4 Lessons From The ONE Lightweight World Grand Prix So Far

American lightweight mixed martial arts legend Eddie Alvarez

If the action in the ONE Lightweight World Grand Prix Championship Final can live up to what has already taken place in the tournament, then martial arts fans will be in for a treat on Sunday, 13 October.

At the groundbreaking ONE: CENTURY PART I in Tokyo, Japan, Saygid “Dagi” Guseyn Arslanaliev and “The Underground King” Eddie Alvarez will compete for the gold, and their bout has all the makings of a classic.

Before the day of battle arrives at the famous Ryogoku Kokugikan, take a look at the lessons we have learned from the World Grand Prix so far, and what implications they could have on the grand finale.

#1 The Best Athletes Are Always Ready

With three bouts in quick succession, changes in the tournament bracket were always possible, and the athletes who rolled with the punches have made it through the semifinals.

Arslanaliev had to adjust his preparation for Amir Khan when Ariel “Tarzan” Sexton was forced to withdraw from the semifinals, and he proved his ability to adapt with a stunning win.

Despite a defeat in the quarterfinals, Alvarez also has a spot in the final thanks to his win over Eduard “Landslide” Folayang at ONE: DAWN OF HEROES.

The former mixed martial arts World Champions were slotted into the bracket when both Timofey Nastyukhin and Lowen Tynanes suffered injuries, and after a false start in The Home Of Martial Arts, Alvarez made amends with a first-round submission over “Landslide” when the stakes were raised.

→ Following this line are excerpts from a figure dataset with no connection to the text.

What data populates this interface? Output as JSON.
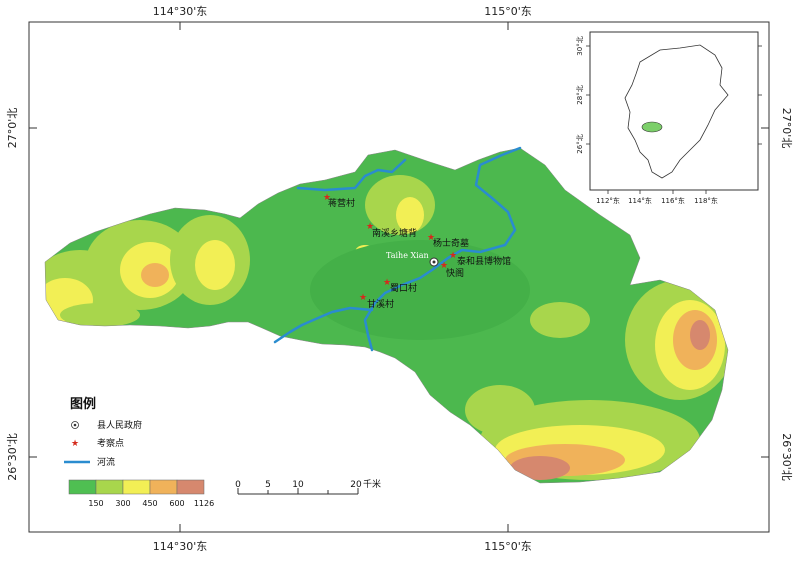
{
  "axis": {
    "top_labels": [
      "114°30'东",
      "115°0'东"
    ],
    "bottom_labels": [
      "114°30'东",
      "115°0'东"
    ],
    "left_labels": [
      "27°0'北",
      "26°30'北"
    ],
    "right_labels": [
      "27°0'北",
      "26°30'北"
    ]
  },
  "county_label": "Taihe Xian",
  "sites": [
    {
      "name": "蒋营村"
    },
    {
      "name": "南溪乡塘背"
    },
    {
      "name": "杨士奇墓"
    },
    {
      "name": "泰和县博物馆"
    },
    {
      "name": "快阁"
    },
    {
      "name": "蜀口村"
    },
    {
      "name": "甘溪村"
    }
  ],
  "inset": {
    "x_labels": [
      "112°东",
      "114°东",
      "116°东",
      "118°东"
    ],
    "y_labels": [
      "30°北",
      "28°北",
      "26°北"
    ]
  },
  "legend": {
    "title": "图例",
    "items": [
      {
        "label": "县人民政府",
        "icon": "county-seat-icon"
      },
      {
        "label": "考察点",
        "icon": "star-icon",
        "color": "#d42a1c"
      },
      {
        "label": "河流",
        "icon": "river-line-icon",
        "color": "#2a8ccf"
      }
    ],
    "elevation_colors": [
      "#4fbf52",
      "#a8d64c",
      "#f2ef55",
      "#f0b25a",
      "#d6886e"
    ],
    "elevation_breaks": [
      "150",
      "300",
      "450",
      "600",
      "1126"
    ]
  },
  "scale_bar": {
    "ticks": [
      "0",
      "5",
      "10",
      "20"
    ],
    "unit": "千米"
  },
  "colors": {
    "river": "#2a8ccf",
    "site_marker": "#d42a1c"
  }
}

#2 Do Not Underestimate Arslanaliev’s Power 

“Dagi” has always been a fierce finisher, but the KO victories over Ev “E.T.” Ting and Amir Khan that earned his spot in the ONE Lightweight World Grand Prix Championship Final have taken his reputation to a whole new level.

The TKO victories early in his career revealed a glimpse of his power, but back-to-back knockouts over elite opposition in the tournament – adding to his previous stoppage over Nastyukhin – proved he has the concussive force to take out the best in the world.

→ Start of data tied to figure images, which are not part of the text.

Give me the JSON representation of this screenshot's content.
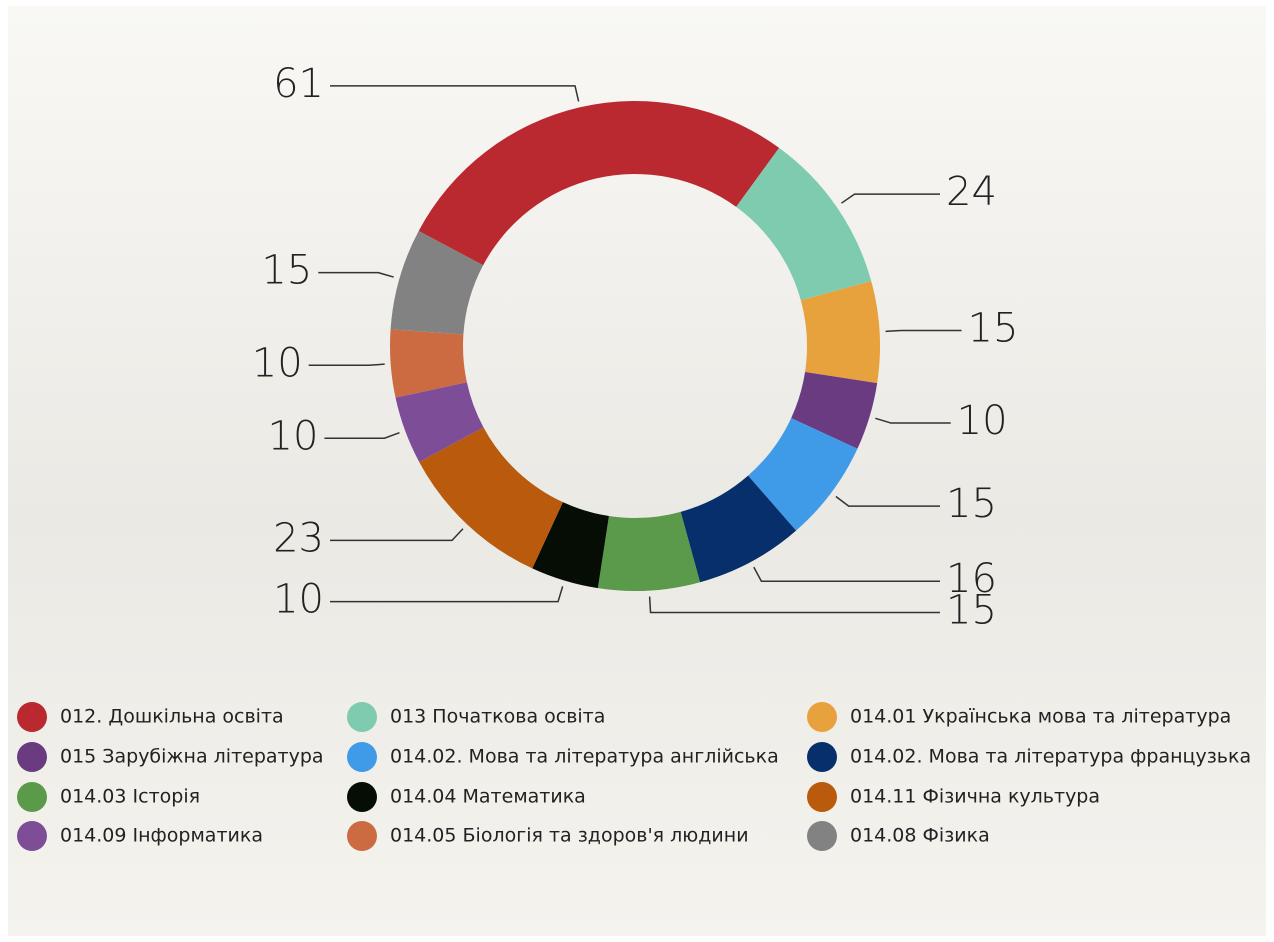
{
  "chart_data": {
    "type": "pie",
    "donut": true,
    "categories": [
      "012. Дошкільна освіта",
      "013 Початкова освіта",
      "014.01 Українська мова та література",
      "015 Зарубіжна література",
      "014.02. Мова та література англійська",
      "014.02. Мова та література французька",
      "014.03 Історія",
      "014.04 Математика",
      "014.11 Фізична культура",
      "014.09  Інформатика",
      "014.05 Біологія та здоров'я людини",
      "014.08 Фізика"
    ],
    "values": [
      61,
      24,
      15,
      10,
      15,
      16,
      15,
      10,
      23,
      10,
      10,
      15
    ],
    "colors": [
      "#b9292f",
      "#7fcbaf",
      "#e8a23d",
      "#6b3b82",
      "#3f9be8",
      "#072f6b",
      "#5b9a4b",
      "#050d05",
      "#b95a0c",
      "#7e4d98",
      "#cc6b42",
      "#828282"
    ],
    "legend": "bottom"
  }
}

Stand-up specialists Ting and Khan believed they could hold their own in the striking exchanges against the Brazilian Jiu-Jitsu black belt, but both ended up slumped on the canvas in the opening frame when they stood toe-to-toe with him.

Arslanaliev can finish with either hand, and his confidence and technique have grown stronger with each successful outing.

#3 Alvarez’s Warrior Spirit Can Take Him To Victory

A martial arts legend like “The Underground King” can never be written off. He did not get the result he wanted in his return to Asia this past March, but his ability to bounce back has always been one of his biggest assets.

Alvarez jumped at the chance to face Folayang in a high-profile encounter to prove he was still a force in the lightweight division, and he overcame adversity to score a spectacular rear-naked choke victory.

The American looked like he was seconds away from another defeat, but his toughness allowed him to survive an onslaught from “Landslide” before his veteran savvy and skill set allowed him to turn the tables and complete his comeback.

When his back is against the wall, the 35-year-old is often at his most dangerous, and this was just the latest example of him turning a contest on its head.

A rampaging “Dagi” can look unstoppable, but he must be aware of his rival’s superhuman ability to battle back from the brink of defeat. It served him well in his first successful stint in Japan, and he will carry it with him into ONE: CENTURY.

#4 The Final Should Be Spectacular

The hottest lightweight in the world right now will square off against one of the division’s most legendary names, and everything about their records suggest you will not be able to take your eyes off their bouts for a second.

All four of their World Grand Prix bouts have ended inside the first round, and that reflects how their careers have gone, too.

The Dagestan-born athlete has never been to the judges’ scorecards, while his rival from Philadelphia has seen 81 percent of his 38 career contests end before the final bell.

Both men can finish with strikes or submissions, and they are skilled in every phase of the game, so the stage is set for an explosive battle on the global stage for martial arts.

ONE: CENTURY is the biggest World Championship martial arts event in history with 28 World Champions featured across various martial arts. No organization in history has ever promoted two full-scale World Championship events on the same day.

The Home Of Martial Arts will break new ground as it brings multiple World Title bouts, a trio of World Grand Prix Championship Finals, and several World Champion versus World Champion matches to the famous Ryogoku Kokugikan in Tokyo, Japan on 13 October.